ZimAsset flop: MDCs back tax boss

via ZimAsset flop: MDCs back tax boss – NewZimbabwe 28/06/2015

OPPOSITION politicians have rallied behind the country’s tax chief, backing his lament that the government – critically short of cash but still an insatiable spender – was showing shocking apathy in dealing with the country’s economic crisis.

Speaking to legislators last week, Zimbabwe Revenue Authority (Zimra) Commissioner-General, Gershem Pasi, also complained that the Zanu PF administration was displaying unmitigated myopia regarding the vendors’ crisis spawned by the economic crunch.

Spot on, said MDC Renewal leader and former finance minister, Tendai Biti. He was also supported by opposition legislator and economic commentator, Eddie Cross.

“As long as we still have that man called Robert Mugabe, this country is going nowhere; as long as we have got those clowns in Zanu PF, this country is going nowhere. So Pasi is right,” Biti told NewZimbabwe.com in an interview.

Zanu PF launched the Zimbabwe Agenda for Sustainable Socio-Economic Transformation (ZimAsset) in 2013 as part of its political campaign platform and post-vote developmental and initiative ahead of key elections it won resoundingly that year.

Requiring funding well north of $20 billion, the ambitious programme was expected to – between 2013 and 2018 – dramatically pull the country of its economic morass, in the process delivering more than two million new jobs.

But two years into President Mugabe’s latest five-year term, some two million people are estimated to be daily flooding the country’s city centres, trying to eke out a living as vendors due to the lack of formal jobs.

Ministers now hardly speak of ZimAsset as the proposed infrastructural development projects fail to take off due to lack of funding despite administration claims of mega cash deals with China.

The administration appears more consumed by fighting over the 91-year-old Mugabe succession which has seen several ministers and top ruling party officials being dismissed.

A frustrated Pasi complained before a parliamentary committee about the government’s “laid back” attitude in addressing the economic crisis, saying implementation of ZimAsset had effectively stalled.

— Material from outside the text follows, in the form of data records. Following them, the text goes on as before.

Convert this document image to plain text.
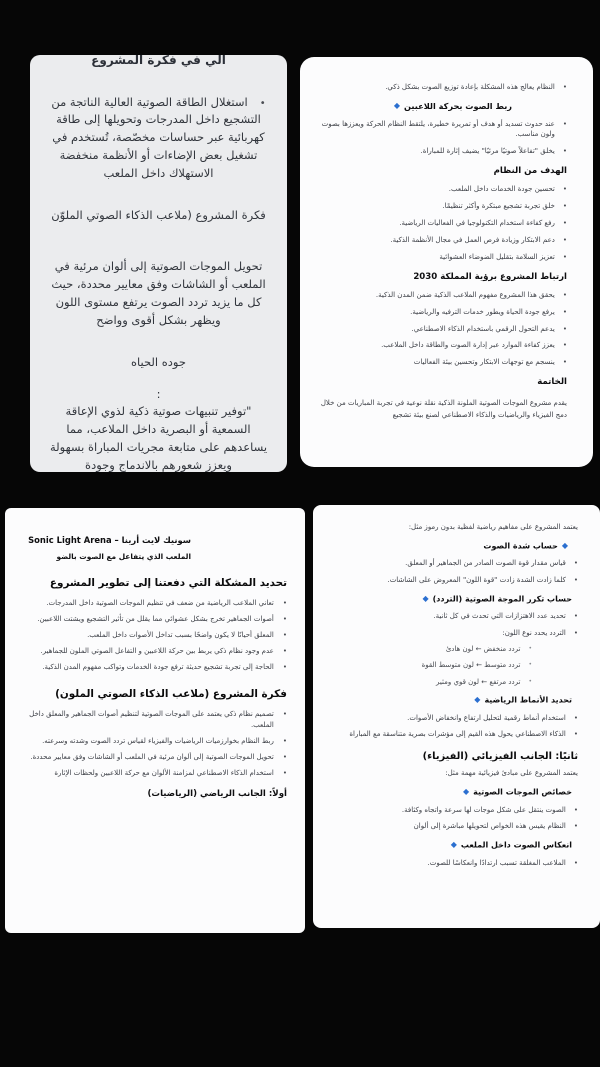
الي في فكرة المشروع
•استغلال الطاقة الصوتية العالية الناتجة من التشجيع داخل المدرجات وتحويلها إلى طاقة كهربائية عبر حساسات مخصّصة، تُستخدم في تشغيل بعض الإضاءات أو الأنظمة منخفضة الاستهلاك داخل الملعب
فكرة المشروع (ملاعب الذكاء الصوتي الملوّن
تحويل الموجات الصوتية إلى ألوان مرئية في الملعب أو الشاشات وفق معايير محددة، حيث كل ما يزيد تردد الصوت يرتفع مستوى اللون ويظهر بشكل أقوى وواضح
جوده الحياه
:
"توفير تنبيهات صوتية ذكية لذوي الإعاقة السمعية أو البصرية داخل الملاعب، مما يساعدهم على متابعة مجريات المباراة بسهولة ويعزز شعورهم بالاندماج وجودة
•
النظام يعالج هذه المشكلة بإعادة توزيع الصوت بشكل ذكي.
ربط الصوت بحركة اللاعبين◆
•
عند حدوث تسديد أو هدف أو تمريرة خطيرة، يلتقط النظام الحركة ويعززها بصوت ولون مناسب.
•
يخلق "تفاعلاً صوتيًا مرئيًا" يضيف إثارة للمباراة.
الهدف من النظام
•
تحسين جودة الخدمات داخل الملعب.
•
خلق تجربة تشجيع مبتكرة وأكثر تنظيمًا.
•
رفع كفاءة استخدام التكنولوجيا في الفعاليات الرياضية.
•
دعم الابتكار وزيادة فرص العمل في مجال الأنظمة الذكية.
•
تعزيز السلامة بتقليل الضوضاء العشوائية
ارتباط المشروع برؤية المملكة 2030
•
يحقق هذا المشروع مفهوم الملاعب الذكية ضمن المدن الذكية.
•
يرفع جودة الحياة ويطور خدمات الترفيه والرياضية.
•
يدعم التحول الرقمي باستخدام الذكاء الاصطناعي.
•
يعزز كفاءة الموارد عبر إدارة الصوت والطاقة داخل الملاعب.
•
ينسجم مع توجهات الابتكار وتحسين بيئة الفعاليات
الخاتمة
يقدم مشروع الموجات الصوتية الملونة الذكية نقلة نوعية في تجربة المباريات من خلال دمج الفيزياء والرياضيات والذكاء الاصطناعي لصنع بيئة تشجيع
سونيك لايت أرينا – Sonic Light Arena
الملعب الذي يتفاعل مع الصوت بالضو
تحديد المشكلة التي دفعتنا إلى تطوير المشروع
•
تعاني الملاعب الرياضية من ضعف في تنظيم الموجات الصوتية داخل المدرجات.
•
أصوات الجماهير تخرج بشكل عشوائي مما يقلل من تأثير التشجيع ويشتت اللاعبين.
•
المعلق أحيانًا لا يكون واضحًا بسبب تداخل الأصوات داخل الملعب.
•
عدم وجود نظام ذكي يربط بين حركة اللاعبين و التفاعل الصوتي الملون للجماهير.
•
الحاجة إلى تجربة تشجيع حديثة ترفع جودة الخدمات وتواكب مفهوم المدن الذكية.
فكرة المشروع (ملاعب الذكاء الصوتي الملون)
•
تصميم نظام ذكي يعتمد على الموجات الصوتية لتنظيم أصوات الجماهير والمعلق داخل الملعب.
•
ربط النظام بخوارزميات الرياضيات والفيزياء لقياس تردد الصوت وشدته وسرعته.
•
تحويل الموجات الصوتية إلى ألوان مرئية في الملعب أو الشاشات وفق معايير محددة.
•
استخدام الذكاء الاصطناعي لمزامنة الألوان مع حركة اللاعبين ولحظات الإثارة
أولاً: الجانب الرياضي (الرياضيات)
يعتمد المشروع على مفاهيم رياضية لفظية بدون رموز مثل:
◆حساب شدة الصوت
•
قياس مقدار قوة الصوت الصادر من الجماهير أو المعلق.
•
كلما زادت الشدة زادت "قوة اللون" المعروض على الشاشات.
حساب تكرر الموجة الصوتية (التردد)◆
•
تحديد عدد الاهتزازات التي تحدث في كل ثانية.
•
التردد يحدد نوع اللون:
•
تردد منخفض ← لون هادئ
•
تردد متوسط ← لون متوسط القوة
•
تردد مرتفع ← لون قوي ومثير
تحديد الأنماط الرياضية◆
•
استخدام أنماط رقمية لتحليل ارتفاع وانخفاض الأصوات.
•
الذكاء الاصطناعي يحول هذه القيم إلى مؤشرات بصرية متناسقة مع المباراة
ثانيًا: الجانب الفيزيائي (الفيزياء)
يعتمد المشروع على مبادئ فيزيائية مهمة مثل:
خصائص الموجات الصوتية◆
•
الصوت ينتقل على شكل موجات لها سرعة واتجاه وكثافة.
•
النظام يقيس هذه الخواص لتحويلها مباشرة إلى ألوان
انعكاس الصوت داخل الملعب◆
•
الملاعب المغلقة تسبب ارتدادًا وانعكاسًا للصوت.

Pasi’s lament was, in part, forced by the pressure he is under to raise money for a ravenous government which spends without let even as its tax base has virtually crashed with the collapse of hundreds of companies.
“We need to address this (ZimAsset implementation) issue to the extent that it should be given the urgency that it deserves,” said the Zimra boss.

“Sometimes I feel that as Zimbabweans we are too laid back, we believe things will right themselves at an appropriate time.”

New economy

Apparently short of ideas on how to revive the collapsing industry and lacking the resources to provide financial support where needed, Finance Minister Patrick Chinamasa lauded the emergence of what he described as a new economy – one based on informal traders.

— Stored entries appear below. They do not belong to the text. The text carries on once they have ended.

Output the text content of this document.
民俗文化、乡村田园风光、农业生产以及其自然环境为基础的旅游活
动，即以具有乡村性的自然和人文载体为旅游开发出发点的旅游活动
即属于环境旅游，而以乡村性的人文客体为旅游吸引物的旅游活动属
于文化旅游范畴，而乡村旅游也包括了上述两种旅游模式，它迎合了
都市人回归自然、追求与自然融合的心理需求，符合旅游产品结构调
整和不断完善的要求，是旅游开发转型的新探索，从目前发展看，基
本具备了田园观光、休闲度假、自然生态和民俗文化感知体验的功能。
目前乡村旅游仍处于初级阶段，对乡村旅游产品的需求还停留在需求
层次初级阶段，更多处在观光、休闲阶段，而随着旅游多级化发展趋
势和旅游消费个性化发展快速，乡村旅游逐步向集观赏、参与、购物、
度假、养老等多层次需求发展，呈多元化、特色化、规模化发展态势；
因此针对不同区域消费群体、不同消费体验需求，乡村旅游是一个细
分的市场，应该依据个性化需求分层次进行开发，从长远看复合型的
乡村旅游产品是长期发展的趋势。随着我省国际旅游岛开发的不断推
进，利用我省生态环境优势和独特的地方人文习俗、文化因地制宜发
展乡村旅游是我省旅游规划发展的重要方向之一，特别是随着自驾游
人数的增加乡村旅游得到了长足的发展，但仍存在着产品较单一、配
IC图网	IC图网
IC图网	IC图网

Thousands of the vendors have besieged city centres creating unsightly scenes that have forced the alarmed government to seek to drive them out while leaning on local authorities to invest in proper vending facilities.

However, Pasi said the approach was short-sighted and a waste of scant recourses.

“We are creating a generation which may never know what formal employment is all about and that generation is wasted investment,” he told MPs.

“We will put a lot of money trying to make sure that vendors are accommodated but when we have created employment as we must, we would have built a lot of white elephants.”

He added: “We (once created) Export Processing Zones and then we abandoned them because they did not yield the desired results.

“So now I see we are almost repeating the same thing and we are likely going to see the same results.”

Biti and Cross agreed.

“Zanu PF is clueless about vending,” the former finance minister told NewZimbabwe.com.

“We are now making vending a virtue which it is not. What we need is an entire new matrix of the economic direction and vision in this country.

“How do we reindustrialise, how do we give people formal jobs; because a vendor does not want to sell tomatoes.”

Eddie Cross added: “I think Mr Pasi was largely correct,” he said.

“The emergence of massive street vending is a response to the current economic situation in the country. It can only be short to medium term.

“It can’t be a long term feature of our economy in our economy. Once our wider economy starts recovering and employment picks up I think vending will reduce in size and importance.”

The Bulawayo South MP said Zanu PF has the capacity, in terms of talent, to realise the error of its ways but that this group’s ideas were being suppressed by their more powerful comrades.

“There are a lot of very clever people in Zanu PF. It’s just unfortunate that they don’t seem to control what happens on the ground at the present time.”